As the Earth’s population grows and people are expected to live longer in the future, better and more reliable therapies to treat human diseases such as Alzheimer’s and cardiovascular diseases are crucial.

To cope with the challenge of ensuring healthy aging, a group of international scientists investigated the potential of biosynthesizing several polyamines and polyamines analogues with already known functionalities in treating and preventing age-related diseases. They published their study (“Engineering yeast metabolism for the discovery and production of polyamines and polyamine analogues”) in Nature Catalysis.

“Structurally complex and diverse polyamines and polyamine analogues are potential therapeutics and agrochemicals that can address grand societal challenges, for example, healthy aging and sustainable food production. However, their structural complexity and low abundance in nature hampers either bulk chemical synthesis or extraction from natural resources,” write the investigators.

“Here we reprogrammed the metabolism of baker’s yeast Saccharomyces cerevisiae and recruited nature’s diverse reservoir of biochemical tools to enable a complete biosynthesis of multiple polyamines and polyamine analogues. Specifically, we adopted a systematic engineering strategy to enable gram-per-liter-scale titers of spermidine, a central metabolite in polyamine metabolism. To demonstrate the potential of our polyamine platform, various polyamine synthases and ATP-dependent amide-bond-forming systems were introduced for the biosynthesis of natural and unnatural polyamine analogues.

The yeast platform serves as a resource to accelerate the discovery and production of polyamines and polyamine analogues, and thereby unlocks this chemical space for further pharmacological and insecticidal studies.”

One of the most interesting molecules to study is spermidine, which is a natural product already present in people’s blood and an inducer of autophagy. i.e., an essential cellular process for clearing damaged proteins, such as misfolded proteins in brain cells that can cause Alzheimer’s. When people get older the level of spermidine in the blood decrease and dietary supplements, or certain food products are needed to maintain a stable and high level of spermidine in the blood.

However, those products are difficult to produce with traditional chemistry due to their structural complexity and extraction of natural resources is neither a commercially viable nor a sustainable approach.
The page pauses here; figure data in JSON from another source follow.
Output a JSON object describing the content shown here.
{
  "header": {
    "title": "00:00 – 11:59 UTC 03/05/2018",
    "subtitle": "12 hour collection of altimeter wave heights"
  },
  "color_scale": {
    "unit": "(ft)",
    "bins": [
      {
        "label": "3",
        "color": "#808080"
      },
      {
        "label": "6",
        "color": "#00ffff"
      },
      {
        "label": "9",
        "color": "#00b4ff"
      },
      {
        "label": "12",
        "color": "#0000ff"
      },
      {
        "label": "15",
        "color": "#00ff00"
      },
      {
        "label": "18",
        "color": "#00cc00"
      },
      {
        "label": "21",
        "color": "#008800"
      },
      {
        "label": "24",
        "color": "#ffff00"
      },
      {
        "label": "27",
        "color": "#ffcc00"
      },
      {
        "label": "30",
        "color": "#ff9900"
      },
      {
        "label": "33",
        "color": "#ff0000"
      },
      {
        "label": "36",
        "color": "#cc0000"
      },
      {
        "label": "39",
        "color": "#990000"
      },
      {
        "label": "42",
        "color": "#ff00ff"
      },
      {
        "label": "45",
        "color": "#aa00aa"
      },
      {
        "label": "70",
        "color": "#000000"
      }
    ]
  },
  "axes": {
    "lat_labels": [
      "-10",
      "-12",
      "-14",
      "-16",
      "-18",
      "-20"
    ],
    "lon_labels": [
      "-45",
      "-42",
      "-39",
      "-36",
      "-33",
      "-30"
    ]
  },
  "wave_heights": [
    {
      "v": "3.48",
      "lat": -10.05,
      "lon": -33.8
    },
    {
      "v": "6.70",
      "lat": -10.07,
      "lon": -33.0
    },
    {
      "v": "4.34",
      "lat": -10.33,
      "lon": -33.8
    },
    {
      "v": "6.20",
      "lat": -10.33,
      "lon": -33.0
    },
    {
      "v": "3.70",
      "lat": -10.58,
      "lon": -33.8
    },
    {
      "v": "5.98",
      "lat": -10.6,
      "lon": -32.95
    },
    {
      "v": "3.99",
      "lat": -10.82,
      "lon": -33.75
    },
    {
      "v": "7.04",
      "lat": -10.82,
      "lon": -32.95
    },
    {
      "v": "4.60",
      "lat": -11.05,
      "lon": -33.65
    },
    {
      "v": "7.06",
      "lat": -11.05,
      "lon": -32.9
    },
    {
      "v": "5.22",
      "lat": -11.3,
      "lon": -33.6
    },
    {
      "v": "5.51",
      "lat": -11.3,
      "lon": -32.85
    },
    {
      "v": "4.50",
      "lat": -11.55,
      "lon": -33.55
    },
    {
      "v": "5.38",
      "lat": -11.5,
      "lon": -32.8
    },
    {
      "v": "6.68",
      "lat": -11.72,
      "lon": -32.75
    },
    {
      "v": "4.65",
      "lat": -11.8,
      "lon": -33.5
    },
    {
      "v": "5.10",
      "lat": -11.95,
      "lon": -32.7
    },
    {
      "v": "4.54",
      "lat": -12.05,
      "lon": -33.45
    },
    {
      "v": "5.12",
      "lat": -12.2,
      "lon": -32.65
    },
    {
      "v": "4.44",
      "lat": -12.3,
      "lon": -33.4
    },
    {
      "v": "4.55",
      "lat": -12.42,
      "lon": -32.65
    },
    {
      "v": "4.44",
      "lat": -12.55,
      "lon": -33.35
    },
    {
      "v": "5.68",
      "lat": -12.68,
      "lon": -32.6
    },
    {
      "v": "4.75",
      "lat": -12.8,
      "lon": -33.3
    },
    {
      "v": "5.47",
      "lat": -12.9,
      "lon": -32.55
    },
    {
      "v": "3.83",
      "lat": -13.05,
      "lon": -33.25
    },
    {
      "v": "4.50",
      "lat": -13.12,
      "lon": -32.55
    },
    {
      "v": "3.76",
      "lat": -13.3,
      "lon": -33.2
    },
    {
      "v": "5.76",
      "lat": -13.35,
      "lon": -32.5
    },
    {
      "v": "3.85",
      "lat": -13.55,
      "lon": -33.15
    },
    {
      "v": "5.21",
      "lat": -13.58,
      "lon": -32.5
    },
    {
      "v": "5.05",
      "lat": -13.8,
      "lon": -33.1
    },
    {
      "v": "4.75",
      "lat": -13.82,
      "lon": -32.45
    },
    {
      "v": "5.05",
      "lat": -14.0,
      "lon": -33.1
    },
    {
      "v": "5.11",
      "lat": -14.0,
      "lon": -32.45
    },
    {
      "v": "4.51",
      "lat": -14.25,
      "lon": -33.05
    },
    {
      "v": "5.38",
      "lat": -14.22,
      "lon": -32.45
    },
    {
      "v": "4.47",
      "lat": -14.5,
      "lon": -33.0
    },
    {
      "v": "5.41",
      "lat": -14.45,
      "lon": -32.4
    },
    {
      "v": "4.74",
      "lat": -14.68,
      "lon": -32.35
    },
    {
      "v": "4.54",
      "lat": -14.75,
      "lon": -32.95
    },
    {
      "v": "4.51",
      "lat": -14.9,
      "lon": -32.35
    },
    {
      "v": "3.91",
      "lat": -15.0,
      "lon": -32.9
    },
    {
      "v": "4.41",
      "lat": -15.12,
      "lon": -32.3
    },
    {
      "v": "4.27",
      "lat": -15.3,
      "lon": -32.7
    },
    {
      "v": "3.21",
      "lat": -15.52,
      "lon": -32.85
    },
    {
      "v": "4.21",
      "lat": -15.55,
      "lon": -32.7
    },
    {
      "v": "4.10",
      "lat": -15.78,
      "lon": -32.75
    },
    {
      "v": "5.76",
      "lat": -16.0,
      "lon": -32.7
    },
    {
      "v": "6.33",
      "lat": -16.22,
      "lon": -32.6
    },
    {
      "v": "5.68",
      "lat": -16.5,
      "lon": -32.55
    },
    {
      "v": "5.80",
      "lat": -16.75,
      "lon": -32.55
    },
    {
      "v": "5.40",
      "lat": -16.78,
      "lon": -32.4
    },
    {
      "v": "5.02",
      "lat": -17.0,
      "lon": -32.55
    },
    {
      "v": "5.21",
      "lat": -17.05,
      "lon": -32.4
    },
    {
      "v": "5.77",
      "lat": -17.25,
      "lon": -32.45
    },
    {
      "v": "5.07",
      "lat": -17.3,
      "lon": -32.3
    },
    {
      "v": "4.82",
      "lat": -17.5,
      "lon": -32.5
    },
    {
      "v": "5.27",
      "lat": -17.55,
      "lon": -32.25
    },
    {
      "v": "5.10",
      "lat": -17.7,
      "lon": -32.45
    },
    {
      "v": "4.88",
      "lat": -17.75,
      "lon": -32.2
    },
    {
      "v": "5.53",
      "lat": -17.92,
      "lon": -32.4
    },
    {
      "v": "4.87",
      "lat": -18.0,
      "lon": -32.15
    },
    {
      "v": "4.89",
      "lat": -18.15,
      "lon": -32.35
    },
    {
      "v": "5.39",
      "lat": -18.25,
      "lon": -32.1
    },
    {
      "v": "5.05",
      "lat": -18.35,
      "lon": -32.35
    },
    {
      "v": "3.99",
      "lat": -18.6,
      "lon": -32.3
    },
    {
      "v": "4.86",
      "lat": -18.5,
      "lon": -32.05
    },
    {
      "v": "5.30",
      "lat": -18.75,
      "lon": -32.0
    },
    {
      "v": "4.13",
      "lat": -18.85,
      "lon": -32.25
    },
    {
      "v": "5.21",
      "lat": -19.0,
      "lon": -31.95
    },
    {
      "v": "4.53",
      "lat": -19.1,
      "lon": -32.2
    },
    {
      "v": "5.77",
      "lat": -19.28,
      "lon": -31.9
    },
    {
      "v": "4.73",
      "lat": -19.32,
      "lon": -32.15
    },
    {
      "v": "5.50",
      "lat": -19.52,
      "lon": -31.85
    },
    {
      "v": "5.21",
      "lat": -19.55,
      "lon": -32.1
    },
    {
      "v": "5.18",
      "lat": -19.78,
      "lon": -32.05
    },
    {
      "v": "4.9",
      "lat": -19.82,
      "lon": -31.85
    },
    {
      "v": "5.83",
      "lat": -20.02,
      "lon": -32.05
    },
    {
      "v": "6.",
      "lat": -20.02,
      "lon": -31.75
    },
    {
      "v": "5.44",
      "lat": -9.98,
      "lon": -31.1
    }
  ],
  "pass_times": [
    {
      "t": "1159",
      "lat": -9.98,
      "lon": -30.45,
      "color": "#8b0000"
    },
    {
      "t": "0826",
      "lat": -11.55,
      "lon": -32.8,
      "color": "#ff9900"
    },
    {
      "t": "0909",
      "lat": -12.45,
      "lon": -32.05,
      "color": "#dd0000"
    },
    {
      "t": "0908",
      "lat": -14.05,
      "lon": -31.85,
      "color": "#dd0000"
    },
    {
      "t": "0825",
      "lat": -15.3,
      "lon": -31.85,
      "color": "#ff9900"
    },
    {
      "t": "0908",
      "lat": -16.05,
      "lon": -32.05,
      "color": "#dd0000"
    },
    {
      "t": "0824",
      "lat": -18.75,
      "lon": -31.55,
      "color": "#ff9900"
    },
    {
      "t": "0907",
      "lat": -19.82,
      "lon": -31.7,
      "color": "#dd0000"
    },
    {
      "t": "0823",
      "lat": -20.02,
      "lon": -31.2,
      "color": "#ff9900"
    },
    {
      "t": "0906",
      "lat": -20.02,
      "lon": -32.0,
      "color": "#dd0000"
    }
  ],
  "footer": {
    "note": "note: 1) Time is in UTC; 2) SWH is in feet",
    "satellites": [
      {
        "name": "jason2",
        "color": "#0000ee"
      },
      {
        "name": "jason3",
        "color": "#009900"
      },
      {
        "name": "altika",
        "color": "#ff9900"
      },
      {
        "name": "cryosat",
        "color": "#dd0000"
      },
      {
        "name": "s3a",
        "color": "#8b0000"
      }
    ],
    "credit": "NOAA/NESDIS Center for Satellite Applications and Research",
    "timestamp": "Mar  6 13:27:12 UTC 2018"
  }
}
Therefore, the researchers instead decided to use classical metabolic engineering strategies to engineer the yeast metabolism to produce polyamines and polyamines analogues.

“This group of molecules has huge potential in addressing important societal challenges and it seemed logical to try and produce them with the help of biology,” emphasizes Jiufu Qin, PhD, senior researcher at The Novo Nordisk Foundation Center for Biosustainability, DTU.

Solid vantage point

The team of scientists explored seven biosynthetic routes that synthesizes spermidine from arginine or ornithine and by employing flux balance analysis they could estimate the maximum theoretical yield of each pathway.

After establishing the most efficient pathway for spermidine and systematically engineering the cellular metabolism of yeast they managed to ultimately reach a production of spermidine at titers 2.3 gram per liter on lab scale. An initial result that proves the potential of utilizing nature’s large and diverse reservoir of biochemical tools to push forward products that can meet the challenges of population aging and a lack of sufficient food supplies.

“We expect that our studies lay the groundwork for fermentation-based manufacture of diverse polyamines and polyamine analogues to further unlock this field’s potential for pharmacological and agricultural applications, “says Jens Nielsen, PhD, professor at Chalmers University of Technology and CEO at BioInnovation Institute.

But low enzyme activity causing feedback regulation and thereby compromising the product yield still needs to be overcome.

Even though the strain might need to be improved further, scale-up towards commercial production is already ongoing since the current titers are deemed sufficient for initializing production.

The company Chrysea Labs has been established based on this scientific study and the company has a mission of developing healthy lifespan nutritional interventions by ameliorating the natural occurring anti-aging mechanism autophagy that recycle the cellular process, which is critical for maintaining cell health, renewal and survival.

Since the market is expected to grow in the coming years and only a few competitors are currently present in the field, Chrysea Labs hopes to be a key player in ensuring healthy aging.